Aussi Peyrolles ne rencontrait-il dans ses jambes que des gamines au profil de chèvre, tendant la main aux étrangers en attendant d’avoir l’âge pour faire plus.

À la vérité, il s’en souciait fort peu : son intention n’était pas d’acheter une juive. Qu’elles fussent jeunes ou vieilles, belles ou laides, il avait la même indifférence, presque le même mépris pour toutes ; mépris qui s’étendait également à tout l’élément mâle de la race.

Peut-être était-ce jalousie de métier, l’intendant ayant pour le moins les doigts aussi crochus que ceux des fils d’Abraham ?

Il s’arrêta de nouveau devant un de ces bazars hétéroclites où les défroques du luxe étaient devenues au lieu de la misère.
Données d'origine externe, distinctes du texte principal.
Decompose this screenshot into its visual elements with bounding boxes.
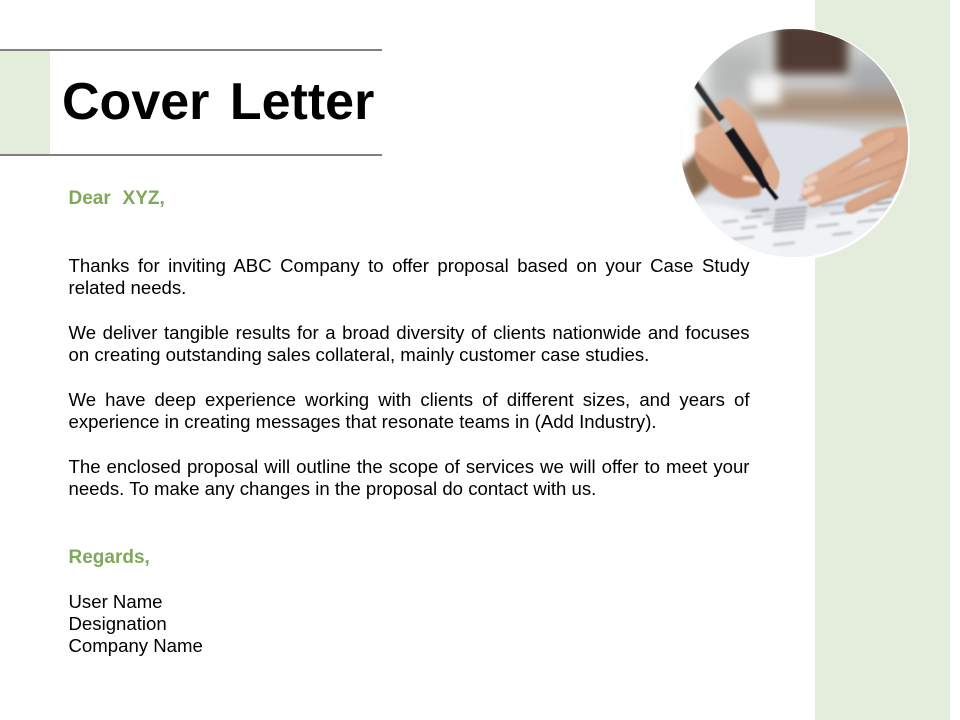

Des babouches algériennes y faisaient pendant à des bottes de mousquetaire ; on y voyait une cotte de mailles à côté d’une robe de bal, une arquebuse auprès d’une seringue, des vieux boulets posés sur des vases de Chine ; un grand uniforme de garde-française se balançait côte à côte avec celui d’un lansquenet ; un casque de ligueur était surmonté d’une perruque ; un tambourin d’Espagne voisinait avec un gong ; aux mailles d’un filet norvégien était accrochée de la dentelle de Venise et, derrière l’étalage où se heurtaient des objets de toutes les civilisations, de tous les temps et de tous les pays, se creusait un trou noir où il y avait encore d’autres objets, d’autres vêtements, d’autres surprises.